Outages and Capacity Shortages
Coal generation’s decline can also be attributed to operational challenges, particularly plant outages. In the first quarter of 2025, an unusual number of coal plants—eight in total—suffered outages lasting more than 30 days, a scenario that exacerbated the decline in coal-fired electricity. This disruption, along with the escalating performance of renewable energy sources, raises questions regarding the stability and reliability of coal as a power source.
Typically, outages occur during the hot, dry months, but the scale of disruptions in 2025 was particularly pronounced. In comparison, natural gas plants experienced fewer outages, suggesting that coal’s reliance on the historical norms of energy generation is increasingly fraught with challenges.
The Cost Factor
Cost efficiency plays a paramount role in the energy decisions being made in the Philippines. Some observers argue that the drop in coal use is linked to decreasing LNG prices, positing that LNG is becoming more competitive. However, current LNG prices remain considerably higher than those of coal—almost four times cheaper on an energy-equivalent basis.
The economic pressures associated with LNG are reflected in the rising generation rates from gas-fired power plants. For instance, the rates from LNG imports have recently climbed, leading to elevated electricity prices for consumers, thereby complicating any argument that LNG is supplanting coal as a cost-effective alternative.

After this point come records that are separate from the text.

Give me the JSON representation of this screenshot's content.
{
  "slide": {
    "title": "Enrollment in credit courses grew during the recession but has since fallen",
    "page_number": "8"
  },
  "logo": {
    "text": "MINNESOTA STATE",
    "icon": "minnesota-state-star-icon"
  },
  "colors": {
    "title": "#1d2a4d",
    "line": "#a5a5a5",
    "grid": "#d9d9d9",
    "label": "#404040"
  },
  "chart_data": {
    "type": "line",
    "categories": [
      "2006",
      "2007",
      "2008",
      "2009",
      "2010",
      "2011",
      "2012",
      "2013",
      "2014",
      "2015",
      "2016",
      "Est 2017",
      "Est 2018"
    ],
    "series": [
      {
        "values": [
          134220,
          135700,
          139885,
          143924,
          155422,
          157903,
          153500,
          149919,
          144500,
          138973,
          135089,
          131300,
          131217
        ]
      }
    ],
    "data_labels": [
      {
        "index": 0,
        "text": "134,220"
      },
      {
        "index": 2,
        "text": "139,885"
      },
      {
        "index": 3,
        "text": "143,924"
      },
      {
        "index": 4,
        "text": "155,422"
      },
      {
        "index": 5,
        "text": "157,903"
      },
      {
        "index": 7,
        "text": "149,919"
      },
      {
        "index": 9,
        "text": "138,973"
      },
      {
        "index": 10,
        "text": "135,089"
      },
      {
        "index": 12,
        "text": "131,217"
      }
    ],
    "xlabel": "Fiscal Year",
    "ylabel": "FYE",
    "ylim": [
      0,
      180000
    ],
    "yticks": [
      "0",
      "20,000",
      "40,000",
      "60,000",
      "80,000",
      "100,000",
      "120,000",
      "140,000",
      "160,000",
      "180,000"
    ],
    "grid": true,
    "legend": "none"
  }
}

Market analysts have pointed to the rapid growth trajectory of renewables and investments in transmission infrastructure as key drivers behind decreasing power prices in the Wholesale Electricity Spot Market (WESM). Reports indicate that solar energy is now among the least expensive sources of electricity available in the Philippines, reinforcing the narrative of a significant shift towards renewables.
Understanding the Transition
The broader global narrative surrounding energy transitions often emphasizes the role of LNG in replacing coal in markets like those of the Philippines. However, a closer examination reveals a landscape in which renewables are not only diversifying energy sources but gaining a foothold in driving costs down and enhancing sustainability.
The forward trajectory of the Philippine energy market seems poised for a new era, where coal’s dominance is threatened by innovative and cost-effective renewables, reshaping the dynamics of energy consumption for years to come. The interplay of government policies, market forces, and technological advancements signals a turning tide away from fossil fuel dependency and towards a more sustainable energy future.